Adenosine following pulmonary vein isolation to target dormant conduction elimination (ADVICE): methods and rationale.

Can J Cardiol 2012 Mar-Apr;28(2):184-90. Epub 2012 Jan 2.

Montreal Heart Institute and Montreal Heart Institute Coordinating Centre, Université de Montréal, Montréal, Québec, Canada.

Background: Pulmonary vein (PV) isolation (PVI) has emerged as an effective therapy for paroxysmal atrial fibrillation (AF). However, AF recurs in up to 50% of patients, generally because of recovery of PV conduction. Adenosine given during the initial procedure may reveal dormant PV conduction, thereby identifying the need for additional ablation, leading to improved outcomes. The Adenosine Following Pulmonary Vein Isolation to Target Dormant Conduction Elimination (ADVICE) study is a prospective multicentre randomized trial assessing the impact of adenosine-guided PVI in preventing AF recurrences.

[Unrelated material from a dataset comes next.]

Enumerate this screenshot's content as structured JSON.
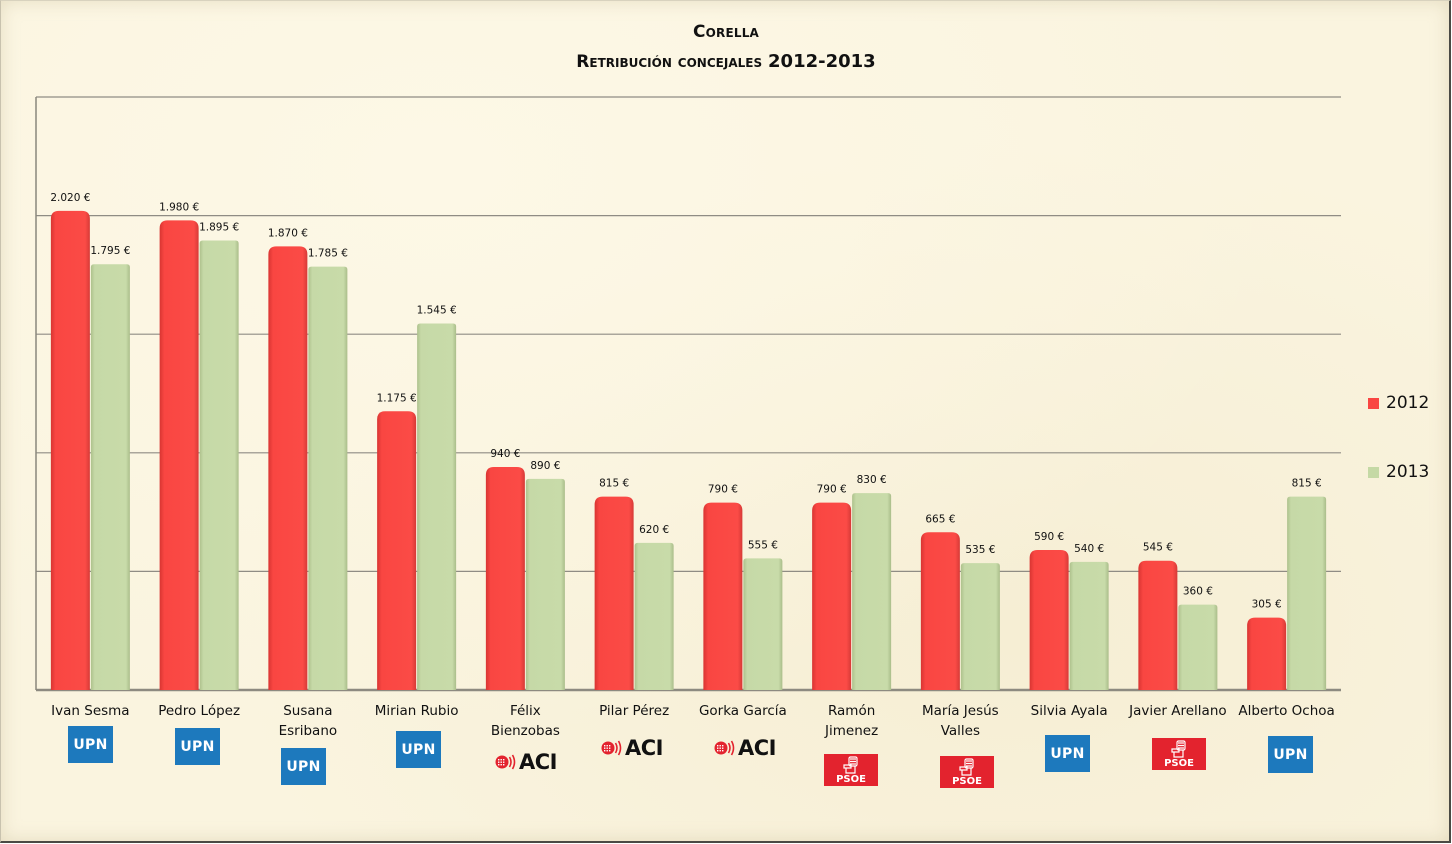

Methods: Patients undergoing a first PVI procedure for paroxysmal AF will be recruited. After standard PVI is completed, all patients will receive intravenous adenosine in an attempt to unmask dormant conduction. If dormant conduction is elicited, patients will be randomized to no further ablation (control group) or additional adenosine-guided ablation until dormant conduction is abolished. If no dormant conduction is revealed, randomly selected patients will be followed in a registry. The primary outcome is time to first documented symptomatic AF recurrence. Assuming that dormant conduction is present in 50% of patients post PVI and symptomatic AF recurs in 45% of controls, 244 patients with dormant conduction will be required to obtain > 90% power to detect a difference of 20%. Thus, a total of 488 patients will be enrolled and followed for 12 months.

Conclusion: The ADVICE trial will assess whether a PVI strategy incorporating elimination of dormant conduction unmasked by intravenous adenosine will decrease the rate of recurrent symptomatic AF compared with standard PVI.